Secondly, you struck a major chord with me in calling up the Baroque Classics. Having been trained in Classical Music, I find nothing more thrilling than Handel's Messiah, Bach's Christmas Oratorio and the Christmas Oratorio of Saint-Saens.

Something I have not shared with this BB, however, is that right now all of these are difficult for me to hear since I got a cochlear implant just over a year ago. But with good singing and training myself to adjust, I am able to follow a lot more closely now. I must also add that God is good and He too is bringing me the victory.

Finally, as I more fully contemplated this question of favorite Christmas music. I found myself singing some old popular tunes like "Silver Bells". But the lyrics, which stood out most, were these from a period of writers, which I most dearly love.

This one is for you Reverend Rogers.

The sun is shining, The grass is green; The orange and palm trees sway; There's never been such a day, In Beverly Hills, L. A. But, it's December the Twenty-fourth, And I am longing to be up north.

I'm Dreaming Of A White Christmas.......etc....

-- Anonymous, December 26, 2001

My brother Robert I will pray for continued improvement of your hearing and I ask others on the board to join me. I too love classical music, and it is a new love for me. It is ironic, but when I was a child in Cleveland, Ohio we were forced to go and listen to the Cleveland Orchestra, I of course was upset that it was not the Supremes. My daughter loves opera and having her influence in the house is great. And I have lived in Montana so long, I even like country music. (My daughter is not thrilled about that) this is off topic but do you have some favorite classical CD's you can recommend?

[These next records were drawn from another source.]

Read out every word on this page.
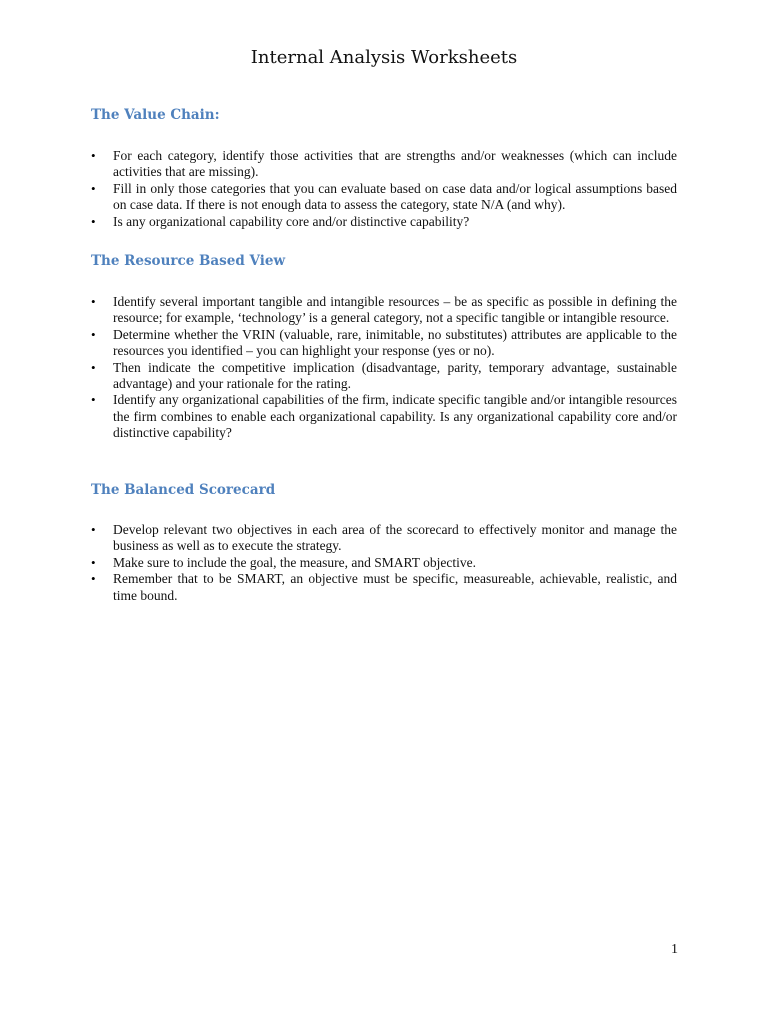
Internal Analysis Worksheets
The Value Chain:
• For each category, identify those activities that are strengths and/or weaknesses (which can include activities that are missing).
• Fill in only those categories that you can evaluate based on case data and/or logical assumptions based on case data. If there is not enough data to assess the category, state N/A (and why).
• Is any organizational capability core and/or distinctive capability?
The Resource Based View
• Identify several important tangible and intangible resources – be as specific as possible in defining the resource; for example, ‘technology’ is a general category, not a specific tangible or intangible resource.
• Determine whether the VRIN (valuable, rare, inimitable, no substitutes) attributes are applicable to the resources you identified – you can highlight your response (yes or no).
• Then indicate the competitive implication (disadvantage, parity, temporary advantage, sustainable advantage) and your rationale for the rating.
• Identify any organizational capabilities of the firm, indicate specific tangible and/or intangible resources the firm combines to enable each organizational capability. Is any organizational capability core and/or distinctive capability?
The Balanced Scorecard
• Develop relevant two objectives in each area of the scorecard to effectively monitor and manage the business as well as to execute the strategy.
• Make sure to include the goal, the measure, and SMART objective.
• Remember that to be SMART, an objective must be specific, measureable, achievable, realistic, and time bound.
1
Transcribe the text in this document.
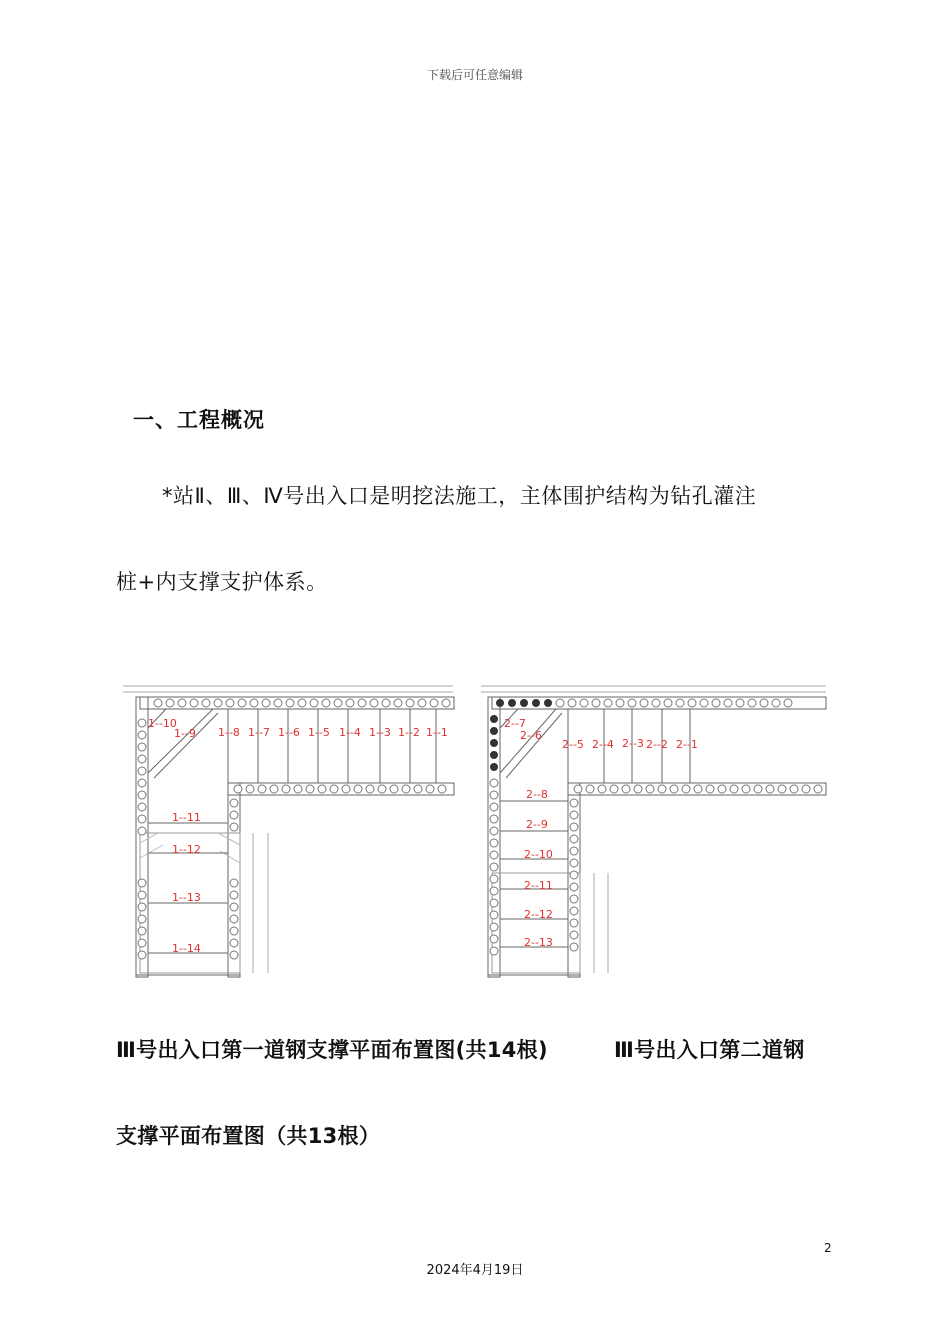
下载后可任意编辑
一、工程概况
*站Ⅱ、Ⅲ、Ⅳ号出入口是明挖法施工，主体围护结构为钻孔灌注
桩+内支撑支护体系。
1--10
1--9 1--8 1--7 1--6 1--5 1--4 1--3 1--2 1--1
1--11
1--12
1--13
1--14
2--7
2--6
2--5 2--4 2--3 2--2 2--1
2--8
2--9
2--10
2--11
2--12
2--13
Ⅲ号出入口第一道钢支撑平面布置图(共14根)	Ⅲ号出入口第二道钢
支撑平面布置图（共13根）
2
2024年4月19日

-- Anonymous, December 27, 2001

As I stated earlier, my celebration of Christmas will continue through January 6 as the Western Christian Church has designated it ought to be. Also, as I stated, these carols are too lovely to choose just one.

Another favorite is the Huron Carol written by Saint Jean de Brebeuf, a Jesuit missionary to the French canadian/ Huron Indians in their language and latter translated into English. This carol is hauntingly beautiful, is pentatonic, and the rhythm give you the sense of head dress and tom toms. There is a Church translation available which substitutes the words "Gitchi Manitou" with a more acceptable Christian term. Also this makes an excellent processional and is most effective when sung in Solemn Processional ,unaccompanied style or simply with drums and finger symbols.